DaseinsvorsorgeWasserwirtschaft

Das älteste Wasserhebewerk bei Berlin

Die Welt der Technik • 15.12.1907

Voraussichtliche Lesezeit rund 9 Minuten.

Die Regierungszeit Kurfürst Joachim des Zweiten (1535 – 1571) brachte der Mark Brandenburg und insbesondere ihrer Hauptstadt Berlin kräftiges gewerbliches Aufblühen; es war eine fröhliche und im Gegensatz zu dem zwei Menschenalter später hereinbrechenden Unheil des Dreißigjährigen Krieges glückliche Zeit. Handel und Gewerbe gediehen damals im alten Berlin; glänzende Feste folgten einander am kurfürstlichen Hof; der kurfürstliche Baumeister Kaspar Theiss baute das reich verzierte Kurfürstenschloss, an dessen Stelle später Schlüter seinen imposanten Königspalast errichtete, und das einfache noch heute erhaltene Jagdschlösschen Grunewald. Nicht auf der gleichen Entwicklungshöhe aber standen im Berlin jener Tage die zur Lösung technischer Aufgaben erforderlichen Fertigkeiten und Kenntnisse. Nichts zeigt dies besser, als die Geschichte des unter Joachims Regierung bei Beelitz, südwestlich von Berlin angelegten Salzwerkes, bei welchem das erste größere Wasserpumpwerk errichtet wurde, von dem wir aus Berlins Vergangenheit Kenntnis haben.

BeutelpumpeAbb. 1. Beutelpumpe mit Tretrad.

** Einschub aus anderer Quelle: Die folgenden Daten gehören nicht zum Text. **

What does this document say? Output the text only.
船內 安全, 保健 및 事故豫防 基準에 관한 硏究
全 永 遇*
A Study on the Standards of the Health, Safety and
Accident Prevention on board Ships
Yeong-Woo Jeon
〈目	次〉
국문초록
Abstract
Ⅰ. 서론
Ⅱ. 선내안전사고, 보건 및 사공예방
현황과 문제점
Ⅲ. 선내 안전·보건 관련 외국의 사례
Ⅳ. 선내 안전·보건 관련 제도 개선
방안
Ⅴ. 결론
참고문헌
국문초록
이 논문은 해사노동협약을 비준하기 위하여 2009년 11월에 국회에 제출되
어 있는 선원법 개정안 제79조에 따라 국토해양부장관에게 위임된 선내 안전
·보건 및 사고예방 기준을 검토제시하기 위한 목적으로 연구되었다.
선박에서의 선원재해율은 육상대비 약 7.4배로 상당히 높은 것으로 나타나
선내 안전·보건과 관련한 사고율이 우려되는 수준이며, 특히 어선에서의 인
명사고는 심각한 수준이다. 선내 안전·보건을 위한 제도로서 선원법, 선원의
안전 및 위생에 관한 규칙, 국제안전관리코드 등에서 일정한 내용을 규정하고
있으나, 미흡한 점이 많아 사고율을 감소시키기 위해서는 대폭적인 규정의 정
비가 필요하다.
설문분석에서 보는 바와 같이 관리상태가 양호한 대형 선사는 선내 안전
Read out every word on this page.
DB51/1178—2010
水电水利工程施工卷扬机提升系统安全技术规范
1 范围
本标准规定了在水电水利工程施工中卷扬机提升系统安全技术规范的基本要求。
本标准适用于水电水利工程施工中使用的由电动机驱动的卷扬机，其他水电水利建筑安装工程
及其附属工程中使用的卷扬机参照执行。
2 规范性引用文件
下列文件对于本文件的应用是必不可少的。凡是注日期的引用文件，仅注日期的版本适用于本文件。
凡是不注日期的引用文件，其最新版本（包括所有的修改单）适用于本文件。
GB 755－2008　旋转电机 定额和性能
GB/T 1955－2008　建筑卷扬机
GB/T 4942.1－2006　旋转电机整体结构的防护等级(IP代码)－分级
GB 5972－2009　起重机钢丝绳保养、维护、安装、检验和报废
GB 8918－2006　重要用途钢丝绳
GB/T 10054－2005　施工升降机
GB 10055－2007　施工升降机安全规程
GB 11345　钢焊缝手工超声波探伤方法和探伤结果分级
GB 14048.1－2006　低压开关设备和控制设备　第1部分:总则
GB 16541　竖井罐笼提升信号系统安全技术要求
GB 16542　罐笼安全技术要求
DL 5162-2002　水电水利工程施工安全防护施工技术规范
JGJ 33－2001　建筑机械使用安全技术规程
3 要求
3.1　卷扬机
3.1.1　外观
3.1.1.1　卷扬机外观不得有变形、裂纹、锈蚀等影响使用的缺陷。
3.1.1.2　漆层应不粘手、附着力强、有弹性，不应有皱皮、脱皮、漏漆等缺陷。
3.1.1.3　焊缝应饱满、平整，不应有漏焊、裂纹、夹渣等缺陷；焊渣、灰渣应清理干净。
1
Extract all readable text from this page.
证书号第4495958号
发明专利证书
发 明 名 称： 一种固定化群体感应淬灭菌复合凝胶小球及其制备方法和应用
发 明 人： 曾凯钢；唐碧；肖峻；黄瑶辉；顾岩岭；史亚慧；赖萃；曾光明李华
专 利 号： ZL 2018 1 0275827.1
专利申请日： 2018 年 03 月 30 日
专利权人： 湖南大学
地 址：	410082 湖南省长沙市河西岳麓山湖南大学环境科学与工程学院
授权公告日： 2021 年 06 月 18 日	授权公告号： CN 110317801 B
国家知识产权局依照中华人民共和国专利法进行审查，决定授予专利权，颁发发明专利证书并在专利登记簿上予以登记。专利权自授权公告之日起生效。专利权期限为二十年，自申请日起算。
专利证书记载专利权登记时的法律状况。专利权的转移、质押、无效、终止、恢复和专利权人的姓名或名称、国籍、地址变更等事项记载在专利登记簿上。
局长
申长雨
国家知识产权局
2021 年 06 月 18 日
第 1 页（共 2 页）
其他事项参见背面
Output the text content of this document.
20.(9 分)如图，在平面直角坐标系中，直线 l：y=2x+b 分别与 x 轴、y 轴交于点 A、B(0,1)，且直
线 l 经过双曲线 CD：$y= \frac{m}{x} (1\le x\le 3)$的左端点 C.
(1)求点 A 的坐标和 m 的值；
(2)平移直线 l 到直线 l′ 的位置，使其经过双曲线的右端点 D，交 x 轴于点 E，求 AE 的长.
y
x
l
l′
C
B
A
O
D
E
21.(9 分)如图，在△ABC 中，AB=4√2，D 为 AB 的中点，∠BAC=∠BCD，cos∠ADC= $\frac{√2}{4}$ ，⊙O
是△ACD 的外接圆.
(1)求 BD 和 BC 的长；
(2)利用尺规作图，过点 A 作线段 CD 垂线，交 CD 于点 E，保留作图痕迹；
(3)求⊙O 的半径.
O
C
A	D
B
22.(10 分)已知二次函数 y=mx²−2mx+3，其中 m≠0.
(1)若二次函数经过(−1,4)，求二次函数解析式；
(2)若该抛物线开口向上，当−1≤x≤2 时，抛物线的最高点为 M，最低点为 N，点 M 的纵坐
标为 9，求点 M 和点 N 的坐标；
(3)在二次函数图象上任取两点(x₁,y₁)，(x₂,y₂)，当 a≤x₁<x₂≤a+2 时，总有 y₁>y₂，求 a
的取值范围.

Salzquellen waren in der Mark Brandenburg früher an verschiedenen Orten bekannt und scheinen bei Trebbin und Saarmund schon um 1540 von Gewerkschaften zum Salzsieden benutzt worden zu sein. Die bedeutendste dieser Solen trat bei Beelitz zutage und Joachim beschloss, hier eine Salzsiederei ins Leben zu rufen, die sein Land von der Einfuhr fremden Salzes unabhängiger machen sollte. Nach mehrjährigen fruchtlosen Bemühungen, seinen Wunsch mit heimischen Arbeitskräften durchzuführen, berief der Kurfürst einen Untertan des Pfalzgrafen Friedrich beim Rhein, den Brunnenmeister Leonhard Raimann, nach Beelitz, um dort einen Brunnenschacht und ein Wasserpumpwerk zur Förderung der Salzsole aus dem Schacht anzulegen. Raimann baute zwar das Pumpwerk, stellte aber fest, dass schon in geringer Tiefe viele ›wilde Wasser‹ zuströmten, dass also süßes Grundwasser, dessen Abfangung ihm nicht gelang, die aus größerer Tiefe zu schöpfende Salzsole verunreinigte und so das Salzsieden verteuerte und erschwerte. Von den von Raimann angewandten Maschinen heißt es, es wären zwei Rosskünste in einem Schacht gewesen, während sie an anderer Stelle Beutelpumpen mit Treträdern genannt werden. Von einer derartigen Beutelpumpe – Paternosterwerk – mit Tretrad gibt unsere Abb. 1 eine Darstellung nach einer in dem Manuskript Leonardo da Vinci (1452 – 1519) enthaltenen Abbildung. Lederne, mit Rosshaaren ausgestopfte Bälle, auch Beutel oder Schläuche genannt, sind mit Ketten oder Drähten miteinander verbunden und werden mittels eines Armkreuzes oder Kettenrad in einer senkrechten Holzröhre aufwärts gezogen. Die Antriebskraft wird durch das Körpergewicht von Arbeitern erzeugt, die an den auf dem Radkranz des Tretrades angebrachten Tretleisten ununterbrochene Kletterübungen auszuführen hatten.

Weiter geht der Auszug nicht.